Sovereign Debt Like Radiation Poisoning

The double tragedy in Japan of tsunami destruction and radioactive contamination triggered an idea the other day.

Let us compare the effect of different radiation levels on human beings and debt levels on sovereign states.

(rem)          Health Effect                               Time to Onset
(without treatment)
5-10       changes in blood chemistry
50           nausea                                                hours
55           fatigue
70           vomiting
75           hair loss                                              2-3 weeks
90          diarrhea
100        hemorrhage
400        possible death                                 within 2 months
1,000     internal bleeding & death                 1-2 weeks
2,000     loss of consciousness;                      minutes
              and death                                       hours to days

As the table indicates, at low levels of radiation the effects are unpleasant but survivable. As radiation levels rise, a threshold is crossed which poisons the person so much that death is likely without treatment. The threshold levels seems to be 400 rem. At that level death does not come instantly, but poisons the body enough for the individual to survive for 2 months before succumbing to the radioactive poison.

A similar effect can be seen with sovereign states that accumulate large amounts of debt. While the cut off level is not as clearly pronounced as with radioactive poisoning, and depends on whether the debt is held primarily externally or internally, the long term consequences are the same. As I have argued in the past, once the 80% debt to GDP level is exceeded, the point of no return is reached without severe and immediate treatment. If the debt is not addressed and continues to increase, the economic health effects can be felt sooner and more severely as we see in the example of Greece.

The warning here is that sovereign debt can and does accumulate rapidly.  Recall that both Iceland and Ireland had relatively low debt levels back in 2006 (around 50% of GDP) but bank bailouts and associated "stimulus" measures quickly drove the debt toward 100% of GDP.  Iceland wisely let the banks fail and the economy is gradually recovering, but Ireland determined to prevent bondholders from taking a haircut and now is looking at another massive bank bailout.
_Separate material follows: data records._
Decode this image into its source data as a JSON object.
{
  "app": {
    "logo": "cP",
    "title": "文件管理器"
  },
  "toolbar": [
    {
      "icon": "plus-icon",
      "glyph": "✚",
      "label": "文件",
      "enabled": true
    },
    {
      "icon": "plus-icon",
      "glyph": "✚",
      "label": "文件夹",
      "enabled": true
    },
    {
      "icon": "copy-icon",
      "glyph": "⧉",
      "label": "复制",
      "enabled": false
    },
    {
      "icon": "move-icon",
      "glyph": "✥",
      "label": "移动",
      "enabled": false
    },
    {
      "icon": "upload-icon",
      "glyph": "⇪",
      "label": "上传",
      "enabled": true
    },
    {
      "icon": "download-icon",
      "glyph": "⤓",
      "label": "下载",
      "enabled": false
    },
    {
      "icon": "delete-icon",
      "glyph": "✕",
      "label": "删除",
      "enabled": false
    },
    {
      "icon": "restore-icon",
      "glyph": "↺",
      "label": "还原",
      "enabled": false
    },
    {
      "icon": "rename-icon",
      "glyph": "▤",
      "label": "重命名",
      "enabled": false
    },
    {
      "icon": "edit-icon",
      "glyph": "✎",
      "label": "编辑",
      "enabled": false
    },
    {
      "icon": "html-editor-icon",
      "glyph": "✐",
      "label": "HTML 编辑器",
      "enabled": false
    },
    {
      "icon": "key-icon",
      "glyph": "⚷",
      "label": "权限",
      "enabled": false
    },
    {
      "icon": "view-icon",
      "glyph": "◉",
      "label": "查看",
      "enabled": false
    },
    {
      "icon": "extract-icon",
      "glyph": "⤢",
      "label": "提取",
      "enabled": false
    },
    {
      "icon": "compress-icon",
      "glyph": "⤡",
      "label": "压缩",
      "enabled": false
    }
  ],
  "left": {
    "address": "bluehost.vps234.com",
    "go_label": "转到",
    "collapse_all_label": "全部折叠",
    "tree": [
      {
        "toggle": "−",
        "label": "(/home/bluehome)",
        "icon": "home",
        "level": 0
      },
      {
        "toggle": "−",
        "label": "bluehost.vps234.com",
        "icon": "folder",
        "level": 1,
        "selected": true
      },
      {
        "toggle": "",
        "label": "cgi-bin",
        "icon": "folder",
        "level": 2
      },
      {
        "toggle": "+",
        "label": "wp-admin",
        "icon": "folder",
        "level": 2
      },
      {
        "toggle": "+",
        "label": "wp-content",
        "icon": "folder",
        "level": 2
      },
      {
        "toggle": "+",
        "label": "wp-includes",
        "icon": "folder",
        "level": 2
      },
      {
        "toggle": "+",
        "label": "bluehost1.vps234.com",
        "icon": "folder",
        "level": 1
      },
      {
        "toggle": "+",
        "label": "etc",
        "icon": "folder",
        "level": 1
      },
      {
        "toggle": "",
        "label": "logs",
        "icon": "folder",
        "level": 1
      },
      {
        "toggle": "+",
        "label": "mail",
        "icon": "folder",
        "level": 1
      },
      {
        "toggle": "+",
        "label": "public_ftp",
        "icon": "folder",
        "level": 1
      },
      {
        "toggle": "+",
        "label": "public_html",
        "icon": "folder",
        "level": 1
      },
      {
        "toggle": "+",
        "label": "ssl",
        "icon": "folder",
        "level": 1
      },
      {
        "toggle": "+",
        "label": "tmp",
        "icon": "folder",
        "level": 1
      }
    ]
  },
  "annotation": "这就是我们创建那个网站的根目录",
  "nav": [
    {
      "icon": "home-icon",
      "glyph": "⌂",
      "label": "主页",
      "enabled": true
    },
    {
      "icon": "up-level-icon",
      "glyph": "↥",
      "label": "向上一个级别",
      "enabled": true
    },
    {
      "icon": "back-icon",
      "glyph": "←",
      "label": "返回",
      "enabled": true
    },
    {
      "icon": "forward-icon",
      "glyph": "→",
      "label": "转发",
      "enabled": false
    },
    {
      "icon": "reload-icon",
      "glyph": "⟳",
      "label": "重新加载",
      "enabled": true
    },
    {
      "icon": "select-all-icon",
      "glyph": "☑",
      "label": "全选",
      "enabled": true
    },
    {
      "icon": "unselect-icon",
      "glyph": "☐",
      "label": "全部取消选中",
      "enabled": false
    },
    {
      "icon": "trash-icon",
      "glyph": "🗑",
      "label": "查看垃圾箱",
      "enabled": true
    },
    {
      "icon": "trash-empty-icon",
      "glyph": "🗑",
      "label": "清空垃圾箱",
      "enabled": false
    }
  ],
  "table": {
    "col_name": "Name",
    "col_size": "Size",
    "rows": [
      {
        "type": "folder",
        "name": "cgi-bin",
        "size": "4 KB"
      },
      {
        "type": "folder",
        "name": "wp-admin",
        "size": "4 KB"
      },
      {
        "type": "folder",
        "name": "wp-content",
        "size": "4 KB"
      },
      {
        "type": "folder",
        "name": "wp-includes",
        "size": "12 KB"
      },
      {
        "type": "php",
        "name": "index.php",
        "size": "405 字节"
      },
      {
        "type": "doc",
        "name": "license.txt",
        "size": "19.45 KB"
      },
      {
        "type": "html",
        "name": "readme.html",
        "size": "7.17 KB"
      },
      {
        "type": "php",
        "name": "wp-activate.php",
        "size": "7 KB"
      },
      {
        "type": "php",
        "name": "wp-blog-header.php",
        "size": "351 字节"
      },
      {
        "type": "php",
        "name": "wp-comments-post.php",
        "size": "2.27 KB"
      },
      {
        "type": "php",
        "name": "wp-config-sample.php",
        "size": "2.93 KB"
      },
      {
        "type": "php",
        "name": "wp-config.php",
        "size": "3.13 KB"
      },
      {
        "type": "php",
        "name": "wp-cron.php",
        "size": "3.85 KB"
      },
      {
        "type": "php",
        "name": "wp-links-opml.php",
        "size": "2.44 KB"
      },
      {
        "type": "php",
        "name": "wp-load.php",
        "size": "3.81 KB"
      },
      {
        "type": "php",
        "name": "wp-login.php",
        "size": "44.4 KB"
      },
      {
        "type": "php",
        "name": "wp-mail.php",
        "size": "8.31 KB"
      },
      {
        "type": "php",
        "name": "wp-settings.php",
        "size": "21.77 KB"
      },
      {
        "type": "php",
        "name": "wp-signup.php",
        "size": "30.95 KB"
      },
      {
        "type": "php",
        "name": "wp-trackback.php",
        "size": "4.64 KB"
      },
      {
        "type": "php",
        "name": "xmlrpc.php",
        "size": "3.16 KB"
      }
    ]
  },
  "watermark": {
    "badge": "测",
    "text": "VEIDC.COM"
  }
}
This story will not have a happy ending for the Irish. The economy will die from Sovereign Debt Poisoning.

What is even more troubling is that all the G8 countries carry very high debt loads, including both the US and Canada and are already at or near the 80% threshold.  The only reason that a second crisis has not begun is the lack of an appropriate trigger.  I suspect that a large bailout for Spain may be enough to push the bond market over the edge.  The cost of rebuilding in Japan is another potential trigger.

Impact of Growing Government Debt on Growth

This paper investigates the average impact of government debt on per-capita GDP growth in twelve euro area countries over a period of about 40 years starting in 1970. It finds a non-linear impact of debt on growth with a turning point—beyond which the government debt-to-GDP ratio has a deleterious impact on long-term growth—at about 90-100% of GDP.
Confidence intervals for the debt turning point suggest that the negative growth effect of high debt may start already from levels of around 70-80% of GDP, which calls for even more prudent indebtedness policies.

At the same time, there is evidence that the annual change of the public debt ratio and the budget deficit-to-GDP ratio are negatively and linearly associated with per-capita GDP growth.
The channels through which government debt (level or change) is found to have an impact on the economic growth rate are: (i) private saving; (ii) public investment; (iii) total factor productivity (TFP) and (iv) sovereign long-term nominal and real interest rates.
From a policy perspective, the results provide additional arguments for debt reduction to support longer-term economic growth prospects.